Over the past 40 years, Berkshire is up 54,000%, far outpacing the Nasdaq Composite’s pedestrian-by-comparison performance of 7,000%.

The one weird trick to getting rich quick:

Work for NVIDIA, where the average employee received $73,623 in stock-based compensation in 2020 when the stock traded at $13 per share — that’s now worth nearly $700,000.

The rest of us are mostly doing OK, too:

Measured in terms of real purchasing power (ie, adjusted for inflation), US workers are making on average $2,000 more per person than they did in 2021.

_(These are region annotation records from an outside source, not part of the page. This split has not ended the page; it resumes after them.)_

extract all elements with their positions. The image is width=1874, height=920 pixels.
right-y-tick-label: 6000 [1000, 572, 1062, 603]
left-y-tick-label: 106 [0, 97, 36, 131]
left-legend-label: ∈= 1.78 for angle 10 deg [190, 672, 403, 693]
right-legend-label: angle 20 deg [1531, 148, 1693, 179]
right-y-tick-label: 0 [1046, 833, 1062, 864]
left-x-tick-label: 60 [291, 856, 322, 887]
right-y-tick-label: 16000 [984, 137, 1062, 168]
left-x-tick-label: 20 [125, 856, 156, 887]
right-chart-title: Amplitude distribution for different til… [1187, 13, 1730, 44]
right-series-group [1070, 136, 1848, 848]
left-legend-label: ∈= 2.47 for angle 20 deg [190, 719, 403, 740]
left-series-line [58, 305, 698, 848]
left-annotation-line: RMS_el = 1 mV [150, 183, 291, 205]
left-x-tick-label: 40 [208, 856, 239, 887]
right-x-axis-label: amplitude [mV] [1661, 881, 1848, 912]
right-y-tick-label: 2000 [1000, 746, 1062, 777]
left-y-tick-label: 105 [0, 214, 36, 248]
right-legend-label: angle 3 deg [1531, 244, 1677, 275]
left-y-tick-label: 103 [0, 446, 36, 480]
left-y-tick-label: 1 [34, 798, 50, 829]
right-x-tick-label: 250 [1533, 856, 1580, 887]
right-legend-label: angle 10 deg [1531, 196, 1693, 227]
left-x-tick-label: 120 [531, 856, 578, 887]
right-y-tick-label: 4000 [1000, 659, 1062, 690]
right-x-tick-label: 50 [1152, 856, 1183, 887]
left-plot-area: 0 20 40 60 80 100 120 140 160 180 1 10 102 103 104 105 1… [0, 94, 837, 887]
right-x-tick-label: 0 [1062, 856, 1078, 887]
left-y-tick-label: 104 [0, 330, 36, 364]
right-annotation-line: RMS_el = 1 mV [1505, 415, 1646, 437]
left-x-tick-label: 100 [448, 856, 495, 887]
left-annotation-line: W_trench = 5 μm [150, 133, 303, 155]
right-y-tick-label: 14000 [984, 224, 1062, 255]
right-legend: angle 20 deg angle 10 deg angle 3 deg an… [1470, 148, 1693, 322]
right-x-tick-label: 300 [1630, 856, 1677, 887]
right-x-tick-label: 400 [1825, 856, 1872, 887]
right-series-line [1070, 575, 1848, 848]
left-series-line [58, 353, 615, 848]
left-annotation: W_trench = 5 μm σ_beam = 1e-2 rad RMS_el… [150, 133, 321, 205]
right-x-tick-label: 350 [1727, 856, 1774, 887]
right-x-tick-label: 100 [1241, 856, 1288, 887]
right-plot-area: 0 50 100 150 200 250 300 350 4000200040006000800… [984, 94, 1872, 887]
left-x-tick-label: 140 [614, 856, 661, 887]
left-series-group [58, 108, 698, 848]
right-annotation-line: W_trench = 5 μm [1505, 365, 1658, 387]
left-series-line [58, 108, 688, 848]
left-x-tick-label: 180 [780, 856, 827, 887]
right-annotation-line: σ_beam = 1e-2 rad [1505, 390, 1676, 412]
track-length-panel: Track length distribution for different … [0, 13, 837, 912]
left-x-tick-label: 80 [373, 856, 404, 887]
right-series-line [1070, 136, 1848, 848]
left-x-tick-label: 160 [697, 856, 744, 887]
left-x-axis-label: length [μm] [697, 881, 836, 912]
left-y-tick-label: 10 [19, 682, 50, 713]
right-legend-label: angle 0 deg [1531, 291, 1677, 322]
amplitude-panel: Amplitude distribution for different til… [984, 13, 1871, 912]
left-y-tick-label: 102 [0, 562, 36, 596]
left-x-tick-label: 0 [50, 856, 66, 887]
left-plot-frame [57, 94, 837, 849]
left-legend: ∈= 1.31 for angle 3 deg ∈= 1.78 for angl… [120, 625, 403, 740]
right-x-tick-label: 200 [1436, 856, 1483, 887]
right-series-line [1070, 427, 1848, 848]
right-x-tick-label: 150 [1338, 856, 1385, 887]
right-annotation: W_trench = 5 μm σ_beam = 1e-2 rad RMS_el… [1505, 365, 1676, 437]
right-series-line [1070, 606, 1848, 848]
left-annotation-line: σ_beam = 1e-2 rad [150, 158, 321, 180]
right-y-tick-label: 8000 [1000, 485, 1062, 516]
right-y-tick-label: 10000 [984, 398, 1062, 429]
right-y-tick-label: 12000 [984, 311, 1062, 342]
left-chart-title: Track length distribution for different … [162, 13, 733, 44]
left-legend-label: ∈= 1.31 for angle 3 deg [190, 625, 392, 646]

It might be getting harder:

The WSJ reported this week that salaries in many industries are lower this year than they were last. So, if you’ve got a job, consider keeping it.

If not, consider moving to the Dakotas:

Here’s a chart of unemployment by US state, ranging from near zero in North and South Dakota to near 6% in Nevada and Illinois.

Or get two jobs: 

A record-high 464,000 Americans report having two full-time jobs.

If they’re doing it right, both of those jobs would be with NVIDIA.

Have a great weekend, naturally intelligent readers.